At one time outdoor pay phones seemed to be scattered across Detroit. The heavy-duty phones were mounted on poles near street corners or attached to the outside of party stores, gas stations, and other places where there may be heavy foot traffic. Most city restaurants had them, as did many of the strip mall and shopping center parking lots. At select locations there were phone booths that housed the pay phone. The little glass structures offered a little privacy, reduced traffic noise, and softened the general urban sounds for those making calls.
With the introduction of the cell phone, pay phones and phone booths have all but disappeared from the outdoor cityscape. Now people reach into their pocket, pull out their cell phones and talk loudly about things only important to them. Many users are completely oblivious to their surroundings, and whether indoors or out, people using them talk rather loud.

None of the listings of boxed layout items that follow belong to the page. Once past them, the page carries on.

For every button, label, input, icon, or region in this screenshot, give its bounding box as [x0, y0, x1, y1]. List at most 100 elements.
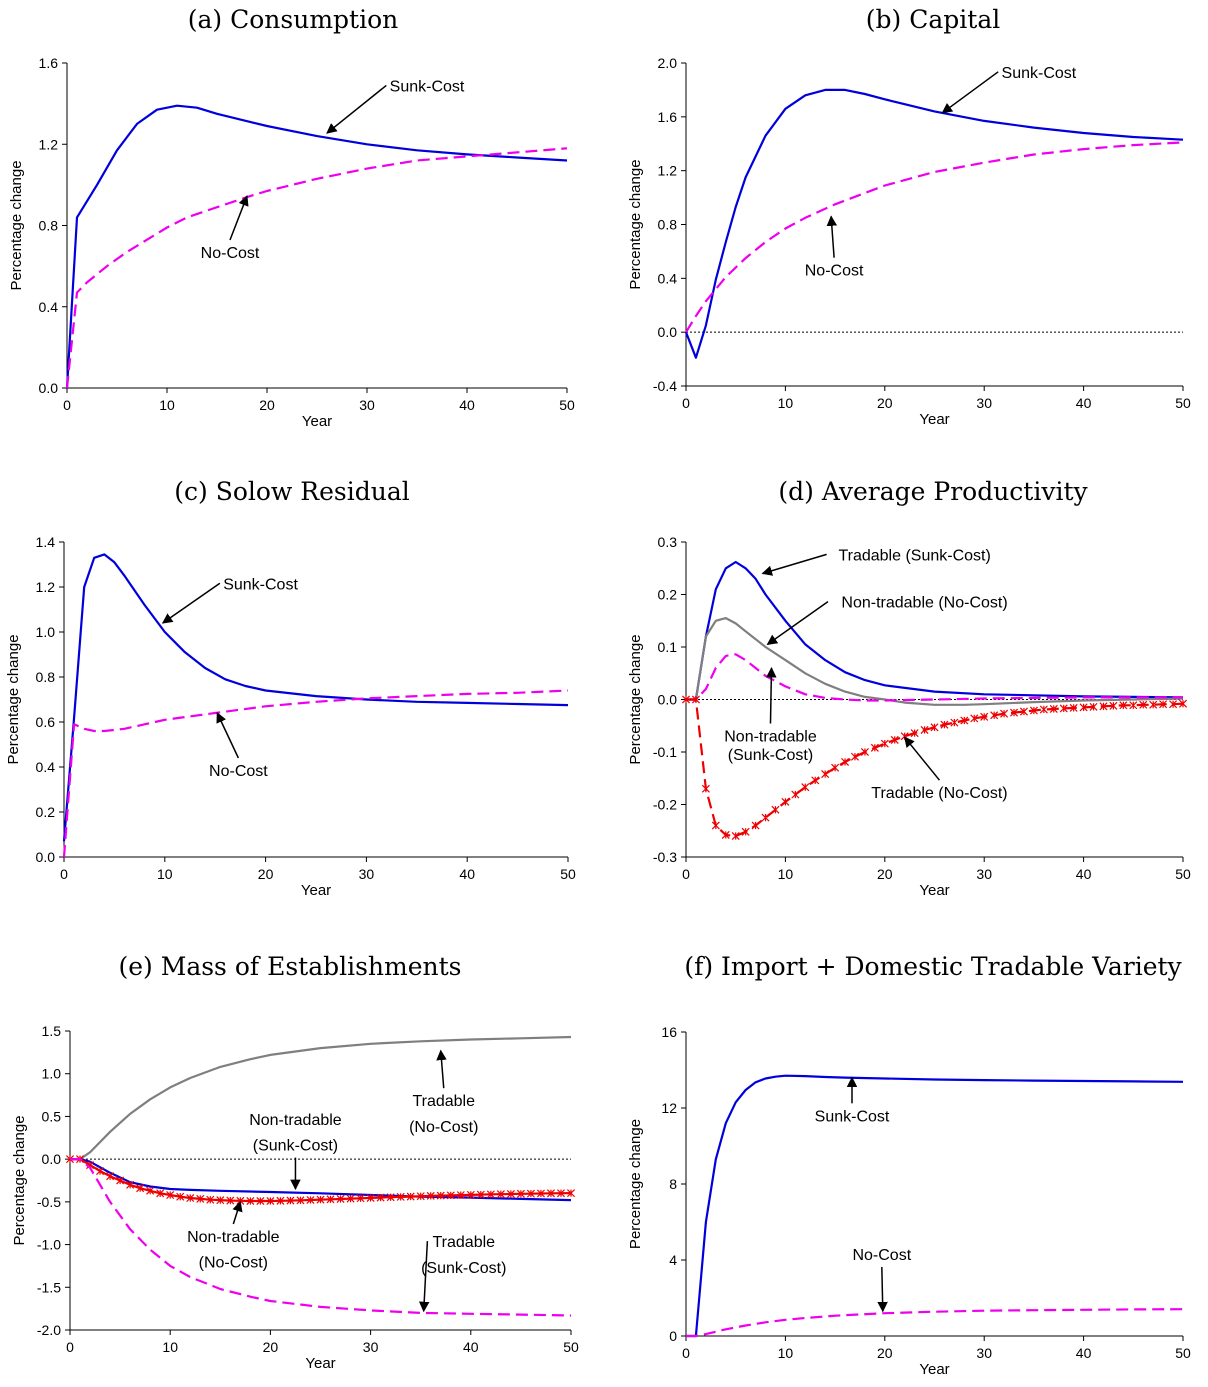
series-point	[801, 783, 810, 792]
x-tick-label: 20	[877, 1345, 893, 1361]
series-line-3	[70, 1157, 572, 1203]
y-tick-label: 0.8	[36, 669, 56, 685]
y-tick-label: 0.0	[658, 324, 678, 340]
y-tick-label: -0.3	[653, 849, 677, 865]
panel-title: (f) Import + Domestic Tradable Variety	[684, 952, 1182, 981]
series-point	[821, 770, 830, 779]
annotation-label: (No-Cost)	[199, 1255, 268, 1272]
annotation-label: (Sunk-Cost)	[253, 1138, 338, 1155]
annotation-label: Tradable (No-Cost)	[871, 785, 1007, 802]
y-tick-label: 1.5	[42, 1023, 62, 1039]
chart-panel-6: (f) Import + Domestic Tradable Variety 0 4…	[627, 952, 1191, 1378]
annotation-arrow	[877, 1266, 888, 1313]
series-point	[126, 1180, 135, 1189]
y-tick-label: 1.4	[36, 534, 56, 550]
x-tick-label: 0	[63, 397, 71, 413]
series-line-4	[70, 1157, 572, 1317]
y-tick-label: 12	[661, 1100, 677, 1116]
series-point	[286, 1196, 295, 1205]
annotation-arrow	[766, 601, 829, 645]
y-tick-label: 8	[669, 1176, 677, 1192]
panel-title: (b) Capital	[866, 5, 1000, 34]
x-tick-label: 40	[1076, 1345, 1092, 1361]
series-point	[186, 1193, 195, 1203]
series-point	[106, 1172, 115, 1181]
series-point	[366, 1193, 375, 1202]
series-point	[1000, 709, 1009, 718]
series-point	[1039, 705, 1048, 714]
annotation-arrow	[326, 84, 387, 134]
series-point	[741, 827, 750, 836]
x-tick-label: 40	[1076, 866, 1092, 882]
y-tick-label: 2.0	[658, 55, 678, 71]
x-tick-label: 50	[559, 397, 575, 413]
annotation-arrow	[418, 1241, 430, 1313]
series-point	[116, 1176, 125, 1185]
series-point	[751, 821, 760, 830]
x-tick-label: 0	[682, 395, 690, 411]
y-tick-label: 0	[669, 1328, 677, 1344]
annotation-arrow	[229, 195, 249, 241]
x-tick-label: 40	[459, 397, 475, 413]
annotation-arrow	[161, 582, 221, 624]
series-point	[691, 695, 700, 704]
annotation-label: No-Cost	[209, 763, 268, 780]
y-tick-label: -0.4	[653, 378, 677, 394]
annotation-label: (No-Cost)	[409, 1119, 478, 1136]
chart-panel-5: (e) Mass of Establishments -2.0 -1.5 -1.0 -0…	[11, 952, 579, 1372]
series-point	[536, 1189, 545, 1198]
series-point	[1009, 708, 1019, 717]
y-tick-label: 0.0	[658, 692, 678, 708]
series-point	[731, 831, 740, 841]
annotation-arrow	[232, 1200, 243, 1225]
series-point	[870, 743, 879, 752]
x-axis-label: Year	[919, 411, 949, 428]
x-tick-label: 10	[778, 395, 794, 411]
annotation-label: (Sunk-Cost)	[421, 1260, 506, 1277]
series-point	[1139, 700, 1148, 709]
series-point	[336, 1194, 345, 1203]
annotation-label: No-Cost	[805, 263, 864, 280]
annotation-label: Sunk-Cost	[223, 576, 298, 593]
series-point	[761, 813, 770, 822]
x-tick-label: 0	[60, 866, 68, 882]
series-point	[496, 1190, 505, 1199]
x-tick-label: 30	[976, 395, 992, 411]
series-point	[96, 1167, 105, 1176]
series-point	[1079, 703, 1088, 712]
x-tick-label: 10	[159, 397, 175, 413]
series-line-1	[686, 560, 1184, 701]
series-point	[306, 1195, 315, 1205]
series-point	[1149, 700, 1158, 709]
series-point	[1169, 700, 1178, 709]
x-tick-label: 20	[877, 395, 893, 411]
series-point	[1178, 699, 1188, 708]
x-tick-label: 0	[682, 866, 690, 882]
y-tick-label: 0.2	[36, 804, 56, 820]
panel-title: (c) Solow Residual	[174, 477, 409, 506]
y-tick-label: 1.6	[39, 55, 59, 71]
series-line-1	[684, 88, 1184, 359]
x-tick-label: 20	[263, 1339, 279, 1355]
y-tick-label: 1.0	[36, 624, 56, 640]
y-tick-label: -2.0	[37, 1322, 61, 1338]
x-axis-label: Year	[305, 1355, 335, 1372]
series-point	[526, 1189, 535, 1198]
annotation-arrow	[941, 71, 999, 114]
x-tick-label: 40	[459, 866, 475, 882]
series-point	[276, 1196, 285, 1205]
series-point	[1129, 701, 1138, 710]
panel-title: (d) Average Productivity	[778, 477, 1088, 506]
x-tick-label: 50	[1175, 866, 1191, 882]
series-point	[466, 1190, 475, 1199]
series-point	[831, 763, 840, 772]
x-tick-label: 0	[66, 1339, 74, 1355]
annotation-arrow	[766, 666, 777, 724]
series-line-2	[65, 147, 568, 389]
series-point	[841, 757, 850, 766]
series-point	[176, 1192, 185, 1201]
panel-title: (a) Consumption	[188, 5, 398, 34]
y-tick-label: 0.5	[42, 1108, 62, 1124]
y-tick-label: -0.5	[37, 1194, 61, 1210]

It’s as if they were sitting in stadium bleachers filled with people talking to their neighbor, or sitting in a nightclub trying to talk over loud, pounding music.
On occasion I see where outdoor public pay phones used to be, but rarely see any that work. The ones I’ve seen are usually stripped of the handset or the push-button units have been pried off and probably sold as scrap. Others were more than likely removed by the phone company as more and more people migrated to cell phones. In most cases, I could see where phones have been, but now there is nothing left but a faded phone company sign or a mounting bracket attached to a pole or storefront location where the phone once was.
Like 8-track and VCR tapes, the tough outdoor pay phone has slowly become a relic of the past.